Folha de rosto

fevereiro 2013 / Folha de rosto / A cortina luminosa

Texto publicado na edição #98

A cortina luminosa

Fotografias mostram, ou escondem? São espelhos luminosos, que desmascaram o Eu ou, ao contrário, superfícies embaçadas e traiçoeiras, que o […]

> Por JOSÉ CASTELLO

Fotografias mostram, ou escondem? São espelhos luminosos, que desmascaram o Eu ou, ao contrário, superfícies embaçadas e traiçoeiras, que o dissimulam? Perguntas incômodas me vêm enquanto folheio Clarice fotobiografia, um livro assombroso de Nadia Battella Gotlib. Janelas sobre a alma de Clarice, ou cortinas de luz que, fingindo mostrar, mascaram?

São fotos magníficas. Começam com a imagem solene da ucraniana Mania Krimgold, futura Marieta Lispector, mãe de Clarice. Não, não se parece com ela, mas há alguma coisa no porte, e também no olhar perdido, que denuncia a filiação. Fotos de família, que se misturam a imagens de Kiev, a capital. Fotos históricas, de soldados, de multidões, ruas comerciais, fachadas, a reprodução meticulosa de documentos.

A chegada a Maceió. A mudança para o Recife. Clarice pequena, em foto oval, entre as duas irmãs e os pais. Parentes, contraparentes, laços. A mãe morre. Um boletim escolar, a primeira carteira de identidade, a matrícula no colégio. A mocidade já no Rio de Janeiro. Nos retratos, os primeiros sinais mais nítidos da Clarice que conhecemos. Nas fotos de juventude, ela já olha para os lados, arredia ao presente, distante.

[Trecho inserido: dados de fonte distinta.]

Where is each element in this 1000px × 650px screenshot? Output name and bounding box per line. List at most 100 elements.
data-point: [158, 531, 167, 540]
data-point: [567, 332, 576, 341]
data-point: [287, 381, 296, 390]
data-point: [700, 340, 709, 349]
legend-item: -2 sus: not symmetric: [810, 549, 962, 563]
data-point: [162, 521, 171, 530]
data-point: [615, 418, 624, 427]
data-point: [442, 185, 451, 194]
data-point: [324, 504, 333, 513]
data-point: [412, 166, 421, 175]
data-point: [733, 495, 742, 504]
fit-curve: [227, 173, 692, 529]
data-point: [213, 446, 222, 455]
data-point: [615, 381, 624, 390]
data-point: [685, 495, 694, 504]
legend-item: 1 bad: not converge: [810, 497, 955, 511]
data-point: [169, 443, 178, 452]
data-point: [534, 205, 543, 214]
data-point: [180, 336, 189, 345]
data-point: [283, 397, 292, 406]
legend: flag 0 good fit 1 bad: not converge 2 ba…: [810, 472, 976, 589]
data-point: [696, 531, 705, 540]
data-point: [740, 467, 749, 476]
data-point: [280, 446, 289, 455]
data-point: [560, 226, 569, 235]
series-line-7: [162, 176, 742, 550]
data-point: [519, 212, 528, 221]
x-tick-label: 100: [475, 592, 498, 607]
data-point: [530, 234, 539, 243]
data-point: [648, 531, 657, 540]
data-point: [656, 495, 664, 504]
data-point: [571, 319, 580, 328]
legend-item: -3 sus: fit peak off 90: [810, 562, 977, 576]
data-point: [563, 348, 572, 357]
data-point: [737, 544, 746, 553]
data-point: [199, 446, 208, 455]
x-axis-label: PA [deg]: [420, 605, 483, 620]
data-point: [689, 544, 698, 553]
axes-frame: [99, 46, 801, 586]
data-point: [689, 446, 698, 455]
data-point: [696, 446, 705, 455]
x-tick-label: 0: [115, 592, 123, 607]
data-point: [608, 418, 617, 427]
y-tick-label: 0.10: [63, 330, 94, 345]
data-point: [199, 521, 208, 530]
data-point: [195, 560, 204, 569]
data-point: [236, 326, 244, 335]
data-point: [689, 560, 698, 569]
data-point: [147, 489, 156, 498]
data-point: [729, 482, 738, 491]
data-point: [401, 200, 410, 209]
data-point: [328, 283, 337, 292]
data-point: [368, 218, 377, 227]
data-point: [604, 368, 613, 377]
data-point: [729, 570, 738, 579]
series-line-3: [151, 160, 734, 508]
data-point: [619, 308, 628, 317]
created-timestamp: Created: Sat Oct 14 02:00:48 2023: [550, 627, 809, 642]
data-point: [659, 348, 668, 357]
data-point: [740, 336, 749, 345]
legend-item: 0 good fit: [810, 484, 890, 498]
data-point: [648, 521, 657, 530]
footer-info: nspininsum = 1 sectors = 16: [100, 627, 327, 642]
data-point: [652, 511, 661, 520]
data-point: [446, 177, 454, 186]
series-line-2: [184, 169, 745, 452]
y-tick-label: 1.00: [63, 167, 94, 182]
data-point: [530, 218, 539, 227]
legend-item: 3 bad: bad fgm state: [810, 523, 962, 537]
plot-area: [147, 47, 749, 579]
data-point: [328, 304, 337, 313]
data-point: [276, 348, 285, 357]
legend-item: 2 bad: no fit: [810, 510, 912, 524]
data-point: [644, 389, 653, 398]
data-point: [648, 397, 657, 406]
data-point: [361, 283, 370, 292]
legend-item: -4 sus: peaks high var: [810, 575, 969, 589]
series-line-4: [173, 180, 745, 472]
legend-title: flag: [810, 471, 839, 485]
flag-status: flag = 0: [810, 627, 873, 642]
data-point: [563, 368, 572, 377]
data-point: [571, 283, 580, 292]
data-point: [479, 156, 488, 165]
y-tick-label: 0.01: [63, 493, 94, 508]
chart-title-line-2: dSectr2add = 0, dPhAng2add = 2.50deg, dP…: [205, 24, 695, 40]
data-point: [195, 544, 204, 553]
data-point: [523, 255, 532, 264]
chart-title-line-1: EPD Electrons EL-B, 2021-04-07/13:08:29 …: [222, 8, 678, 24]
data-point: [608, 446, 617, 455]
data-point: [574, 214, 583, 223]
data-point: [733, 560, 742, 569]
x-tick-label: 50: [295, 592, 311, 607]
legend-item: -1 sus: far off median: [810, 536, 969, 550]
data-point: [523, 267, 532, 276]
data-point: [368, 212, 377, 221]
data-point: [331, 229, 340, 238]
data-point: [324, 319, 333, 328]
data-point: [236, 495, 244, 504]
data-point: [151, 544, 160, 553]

Adulta, trabalha no Departamento de Imprensa do Itamaraty. Em uma fotografia de gabinete, em outra nos jardins, uma terceira no museu da casa, Clarice refina o ar enigmático, de quem desvia os olhos e se abstrai. Nas primeiras fotos com o marido Maury, a felicidade ressurge. Também na clássica fotografia de formatura, de 1943. São momentos. Fotografada às vésperas da partida para Belém, onde o marido exercerá funções diplomáticas, a tristeza retorna. Não é uma tristeza ostensiva, dramática; é mais uma dor que se encolhe, uma mulher que, lentamente, se abstrai.

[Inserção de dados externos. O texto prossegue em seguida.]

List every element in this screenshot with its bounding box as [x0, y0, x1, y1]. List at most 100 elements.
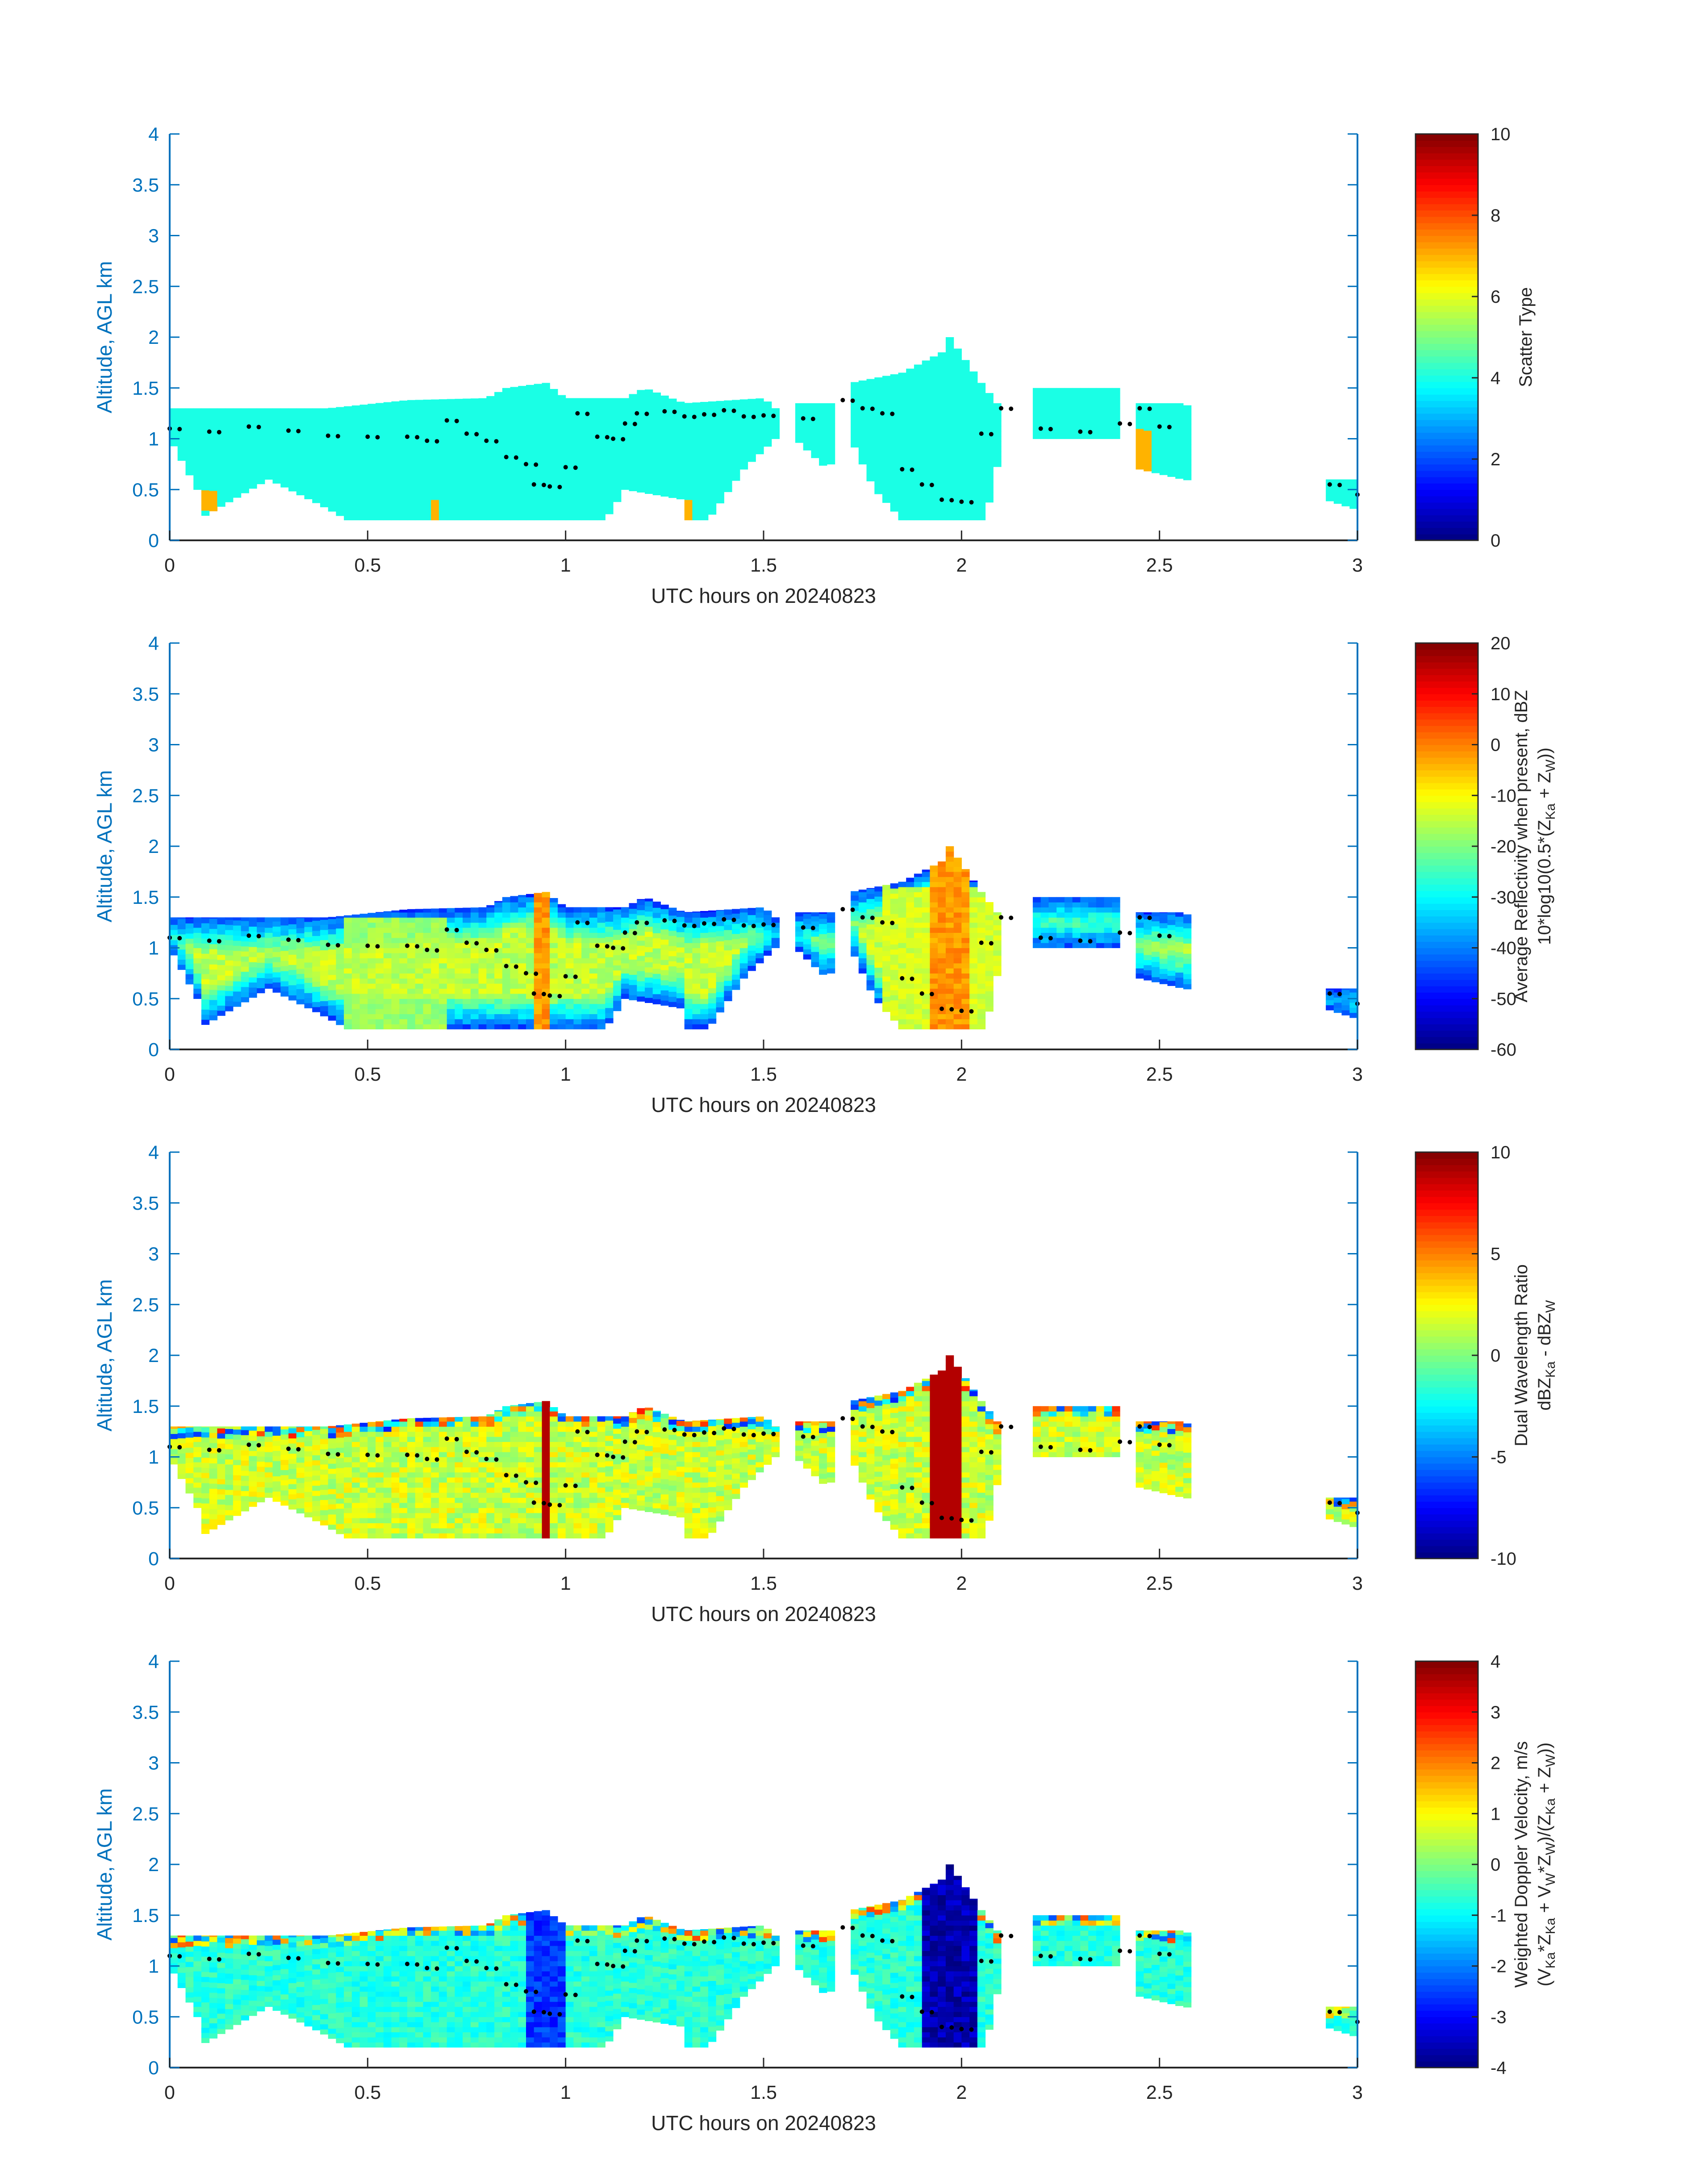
heatmap-cell: [336, 409, 344, 414]
heatmap-cell: [700, 948, 709, 953]
heatmap-cell: [264, 973, 273, 979]
heatmap-cell: [518, 500, 526, 505]
heatmap-cell: [344, 937, 352, 943]
heatmap-cell: [652, 464, 661, 470]
heatmap-cell: [1151, 407, 1160, 413]
heatmap-cell: [376, 423, 384, 429]
heatmap-cell: [945, 393, 954, 399]
heatmap-cell: [692, 428, 701, 434]
heatmap-cell: [1183, 948, 1192, 954]
heatmap-cell: [764, 436, 772, 442]
heatmap-cell: [233, 447, 242, 452]
heatmap-cell: [455, 973, 463, 979]
heatmap-cell: [890, 430, 898, 435]
heatmap-cell: [581, 505, 590, 510]
heatmap-cell: [589, 922, 598, 928]
heatmap-cell: [684, 510, 693, 515]
heatmap-cell: [637, 401, 645, 406]
heatmap-cell: [724, 400, 732, 406]
heatmap-cell: [866, 888, 875, 894]
heatmap-cell: [328, 455, 336, 461]
heatmap-cell: [1175, 422, 1184, 428]
heatmap-cell: [455, 908, 463, 913]
heatmap-cell: [438, 988, 447, 994]
heatmap-cell: [557, 922, 566, 928]
heatmap-cell: [376, 1019, 384, 1024]
heatmap-cell: [906, 1009, 915, 1014]
heatmap-cell: [724, 986, 732, 991]
heatmap-cell: [431, 978, 439, 984]
heatmap-cell: [383, 1009, 392, 1014]
x-tick-label: 1: [560, 555, 571, 576]
heatmap-cell: [945, 454, 954, 460]
heatmap-cell: [423, 978, 431, 984]
melting-layer-point: [207, 429, 212, 434]
heatmap-cell: [423, 449, 431, 455]
heatmap-cell: [819, 419, 827, 425]
heatmap-cell: [605, 926, 614, 932]
heatmap-cell: [1159, 974, 1168, 979]
heatmap-cell: [359, 963, 368, 969]
heatmap-cell: [383, 953, 392, 958]
heatmap-cell: [764, 441, 772, 447]
heatmap-cell: [494, 449, 503, 455]
heatmap-cell: [945, 912, 954, 918]
heatmap-cell: [700, 510, 709, 515]
heatmap-cell: [359, 423, 368, 429]
colorbar-step: [1416, 191, 1478, 198]
heatmap-cell: [526, 953, 535, 958]
heatmap-cell: [1144, 955, 1152, 960]
heatmap-cell: [280, 416, 289, 422]
heatmap-cell: [542, 928, 550, 933]
heatmap-cell: [288, 455, 297, 461]
heatmap-cell: [874, 387, 883, 393]
heatmap-cell: [376, 484, 384, 490]
heatmap-cell: [906, 958, 915, 964]
heatmap-cell: [938, 1009, 946, 1014]
heatmap-cell: [684, 999, 693, 1004]
heatmap-cell: [447, 449, 455, 455]
heatmap-cell: [565, 510, 574, 515]
heatmap-cell: [652, 439, 661, 445]
heatmap-cell: [930, 912, 938, 918]
heatmap-cell: [415, 973, 423, 979]
heatmap-cell: [280, 482, 289, 488]
heatmap-cell: [716, 468, 724, 473]
heatmap-cell: [542, 968, 550, 974]
heatmap-cell: [359, 1009, 368, 1014]
heatmap-cell: [613, 934, 622, 940]
heatmap-cell: [455, 1024, 463, 1030]
heatmap-cell: [756, 937, 764, 943]
heatmap-cell: [565, 515, 574, 521]
heatmap-cell: [510, 413, 518, 419]
heatmap-cell: [581, 454, 590, 460]
heatmap-cell: [660, 425, 669, 431]
heatmap-cell: [637, 446, 645, 452]
heatmap-cell: [557, 443, 566, 449]
heatmap-cell: [874, 972, 883, 978]
heatmap-cell: [351, 978, 360, 984]
heatmap-cell: [383, 999, 392, 1004]
heatmap-cell: [550, 434, 558, 439]
heatmap-cell: [724, 995, 732, 1001]
heatmap-cell: [961, 1024, 970, 1030]
heatmap-cell: [280, 456, 289, 462]
heatmap-cell: [391, 948, 400, 953]
heatmap-cell: [938, 861, 946, 867]
heatmap-cell: [502, 932, 511, 938]
heatmap-cell: [367, 922, 376, 928]
heatmap-cell: [930, 866, 938, 872]
heatmap-cell: [383, 434, 392, 439]
heatmap-cell: [470, 449, 479, 455]
heatmap-cell: [866, 445, 875, 451]
heatmap-cell: [510, 1009, 518, 1014]
heatmap-cell: [407, 474, 416, 480]
heatmap-cell: [320, 461, 329, 467]
heatmap-cell: [922, 398, 930, 404]
x-tick-label: 1.5: [750, 555, 777, 576]
heatmap-cell: [233, 965, 242, 971]
heatmap-cell: [684, 917, 693, 923]
heatmap-cell: [581, 958, 590, 964]
heatmap-cell: [613, 461, 622, 467]
heatmap-cell: [1048, 434, 1057, 439]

O casal se transfere para a Europa. De Argel, ela escreve para a irmã Tânia: “Nada tenho feito, nem lido, nem nada — sou inteiramente Clarice Gurgel Valente”. A desfiguração se inicia. A força do impessoal, tema de muitos de seus relatos. Conserva a elegância, a beleza, mas já começam a se impor a melancolia e o alheamento. Nas fotos sociais, só um sorriso protocolar, nada mais. Nos retratos mais íntimos, o espanto. Clarice mira o fotógrafo, faz a pose adequada, mas olha para dentro. A cortina de luz começa a descer.

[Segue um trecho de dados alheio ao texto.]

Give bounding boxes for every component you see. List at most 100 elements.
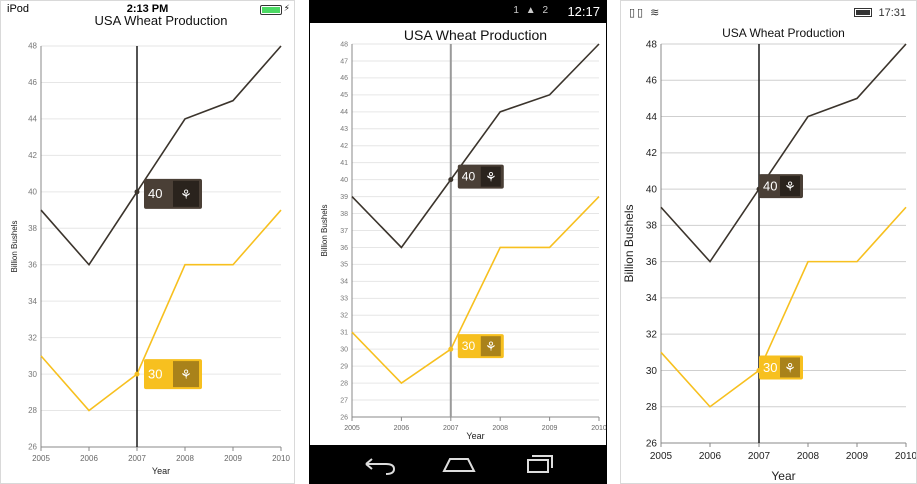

Quando visita, com Maury, o vulcão Vesúvio, é pega de surpresa, olhando para trás, bela, mas estranha. Na temporada italiana, durante a qual Giorgio de Chirico pinta seu célebre retrato, um pouco de alegria, ainda que pálida, ressurge. Em Berna, “cemitério de sensações”, o afastamento se adensa de novo. Limita-se a simular a felicidade — uma felicidade clandestina, que captará depois na escrita, felicidade ilegítima, quase ilegal, que não corresponde ao que de fato sente.

Tormenta interior
A amiga Bluma Wainer a fotografa em Paris, muito bela, mas com um olhar abstrato — olhar fatal que, em uma fotografia mágica, ela esconde com as mãos espalmadas sobre o rosto. Aqui e ali, na vida social, um sorriso (que parece sempre forçado). Há sempre um descaso, um esquecimento, um desvio, a atenção que se dirige para outro lado, para coisas que ninguém mais vê. A felicidade, agora intensa, retorna com o nascimento do primeiro filho, Pedro. O segundo filho, Paulo, nasce na temporada de sete anos em Washington. Novo intervalo de alegria. Mas uma tormenta, contínua, se adensa em seu interior. Nadia Gotlib destaca as palavras do amigo Fernando Sabino: “Você está escrevendo como ninguém, você está dizendo o que ninguém ousou dizer”.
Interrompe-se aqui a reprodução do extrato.